Essa não é uma coluna sobre questões jurídicas. Mas sobre merecimento. Sobre os castigos adequados como aprendizado para condutas inadequadas das figuras públicas. Nesse sentido, o que merece um ex-presidente da República que cogitou dar um golpe militar para continuar ilegalmente no poder por meio da força bruta a não ser a cadeia? Atualmente o ex-presidente e seus asseclas nem negam mais quais eram suas intenções, apenas tentam colocar o crime dentro de outras molduras, como a de ter cogitado um “estado de sítio”, algo assim. Mas o que fizeram, ou mesmo tiveram a intenção de fazer, além de começarem a executar, é algo que obriga ao castigo, a enviar a todos por um longo tempo para o xilindró.

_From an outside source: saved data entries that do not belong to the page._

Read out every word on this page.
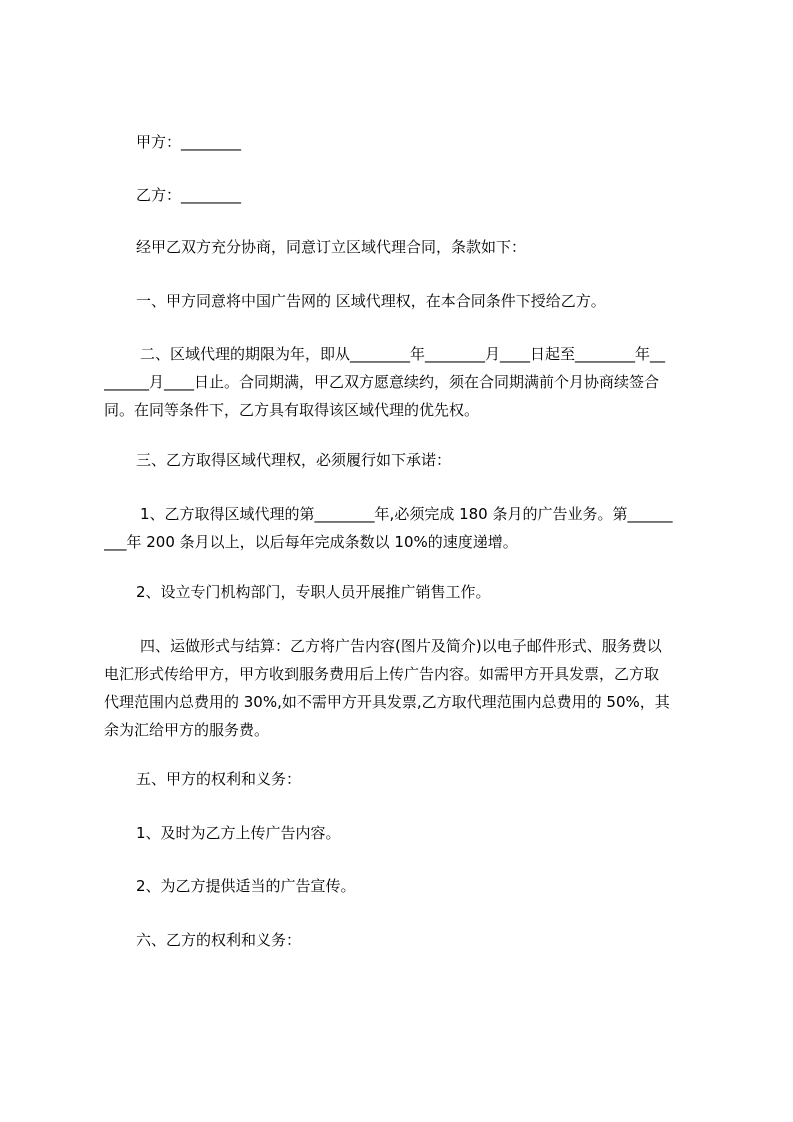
甲方：________

乙方：________

经甲乙双方充分协商，同意订立区域代理合同，条款如下：

一、甲方同意将中国广告网的 区域代理权，在本合同条件下授给乙方。

二、区域代理的期限为年，即从________年________月____日起至________年__
______月____日止。合同期满，甲乙双方愿意续约，须在合同期满前个月协商续签合
同。在同等条件下，乙方具有取得该区域代理的优先权。

三、乙方取得区域代理权，必须履行如下承诺：

1、乙方取得区域代理的第________年,必须完成 180 条月的广告业务。第______
___年 200 条月以上，以后每年完成条数以 10%的速度递增。

2、设立专门机构部门，专职人员开展推广销售工作。

四、运做形式与结算：乙方将广告内容(图片及简介)以电子邮件形式、服务费以
电汇形式传给甲方，甲方收到服务费用后上传广告内容。如需甲方开具发票，乙方取
代理范围内总费用的 30%,如不需甲方开具发票,乙方取代理范围内总费用的 50%，其
余为汇给甲方的服务费。

五、甲方的权利和义务：

1、及时为乙方上传广告内容。

2、为乙方提供适当的广告宣传。

六、乙方的权利和义务：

Mas vivemos no Estado de Direito. Nesse sentido Bolsonaro deve ter acesso a toda defesa possível e pode ser que escape ileso, em hipótese. Pulularam uma série de juristas para dizer que, apesar do plano para destruir a democracia brasileira ser repudiável, etc., na verdade o que houve não pode ser tipificado como um crime. É como se admitissem, veja, que o direito pode ser o refúgio dos canalhas. Numa adaptação aqui da frase do escritor inglês Samuel Johnson, que na verdade se referia ao uso cínico do patriotismo para justificar o injustificável.
Mesmo com o risco de cair na satírica lei Godwin - que considera toda a referência ao nazismo numa discussão como uma carta apelativa – vale agora lembrar do livro “Eichmann em Jerusalém - um relato sobre a banalidade do mal”, de Hannah Arendt. Durante seu julgamento, o responsável por gerir toda a deportação em massa para operar o extermínio dos judeus, Adolf Eichmann, alegou inocência. Agia dentro do ordenamento jurídico de seu país e cumpria ordens. Homem cumpridor de seus deveres, podia até ser considerado um homem de bem pelos autodenominados patriotas brasileiros. Aliás, sempre desconfie de quem alega “cumprir ordens” ou seguir as regras quando tenta defender algo reprovável.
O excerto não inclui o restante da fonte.